Abbreviated to UWS, it is a simple little mark with a pleasantly oversized S. The inscriptional uppercase treatment of the full institution name adds a little touch of sharpness to contrast with the nice curves of the S, and also includes an echo with the italicised ‘of’ having the ‘f’ drop down nicely.
The name UCLAN seems at little cumbersome, but since UCL is taken I guess it makes sense.
A pretty figurative approach is taken on the rendering of the roses, instead of a the more abstract approach often taken by the newer universities. It’s difficult to see past the red rose as a symbol to use when talking about Lancashire since it is so strongly associated with the county. Unsure why there are two. Whilst they sit tidily enough, the placement of the roses and foliage doesn’t seem to add any great sense of tension or balance in the logo. A little bit of Pareidolia has the user vaguley aware of pair of eyes looking out. In fact the pair of red eyes put me in mind of an L S Lowry painting – The Man with the Red Eyes. I think this might be a bit of a reach , but an interesting association nevertheless.
The font looks similar to Frutiger. A legible choice, though used very plainly all in lowercase, giving it a strange, passive voice.
Vaguely reminiscent of a bio hazard sign, this logo is described in the identity toolkit as a link symbol, it is explained thus –
bq. The Link is made up of three connected Cs, which stand for Canterbury Christ Church.

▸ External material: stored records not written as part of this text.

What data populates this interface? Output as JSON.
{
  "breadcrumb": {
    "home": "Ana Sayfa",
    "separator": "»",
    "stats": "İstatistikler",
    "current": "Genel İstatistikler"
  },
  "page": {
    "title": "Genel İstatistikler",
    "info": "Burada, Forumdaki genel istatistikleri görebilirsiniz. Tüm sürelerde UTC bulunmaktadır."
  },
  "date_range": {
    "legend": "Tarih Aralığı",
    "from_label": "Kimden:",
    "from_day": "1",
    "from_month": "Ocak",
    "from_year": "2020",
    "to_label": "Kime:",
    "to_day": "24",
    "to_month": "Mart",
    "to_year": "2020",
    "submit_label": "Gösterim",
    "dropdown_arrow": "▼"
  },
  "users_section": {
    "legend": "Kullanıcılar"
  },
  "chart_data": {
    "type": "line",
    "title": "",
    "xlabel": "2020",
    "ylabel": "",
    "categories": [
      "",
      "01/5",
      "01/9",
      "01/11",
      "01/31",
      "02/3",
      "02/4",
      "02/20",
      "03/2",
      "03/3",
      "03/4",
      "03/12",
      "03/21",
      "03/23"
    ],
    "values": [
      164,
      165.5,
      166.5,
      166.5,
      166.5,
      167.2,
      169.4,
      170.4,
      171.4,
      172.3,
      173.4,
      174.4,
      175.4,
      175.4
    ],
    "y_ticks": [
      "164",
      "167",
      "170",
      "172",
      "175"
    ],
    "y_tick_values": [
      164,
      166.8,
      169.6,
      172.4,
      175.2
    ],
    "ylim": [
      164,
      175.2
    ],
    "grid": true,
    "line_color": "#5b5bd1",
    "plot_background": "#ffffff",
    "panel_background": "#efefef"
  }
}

It also signifies the three core activities of the University: teaching, research, and administration.
Again, the detailed toolkit tells us that the Typeface is Humanist 777 by Adiran Frutiger.
The combination of these two things make this logo fairly typical of a new university style. The slightly generic symbol and sans-serif combination makes for a mildly antiseptic logo, though it needs to said the long name makes it a challenge to be compact. Trading personality in this way makes it difficult to imagine any real affection for the logo, instead pursuing a low risk strategy.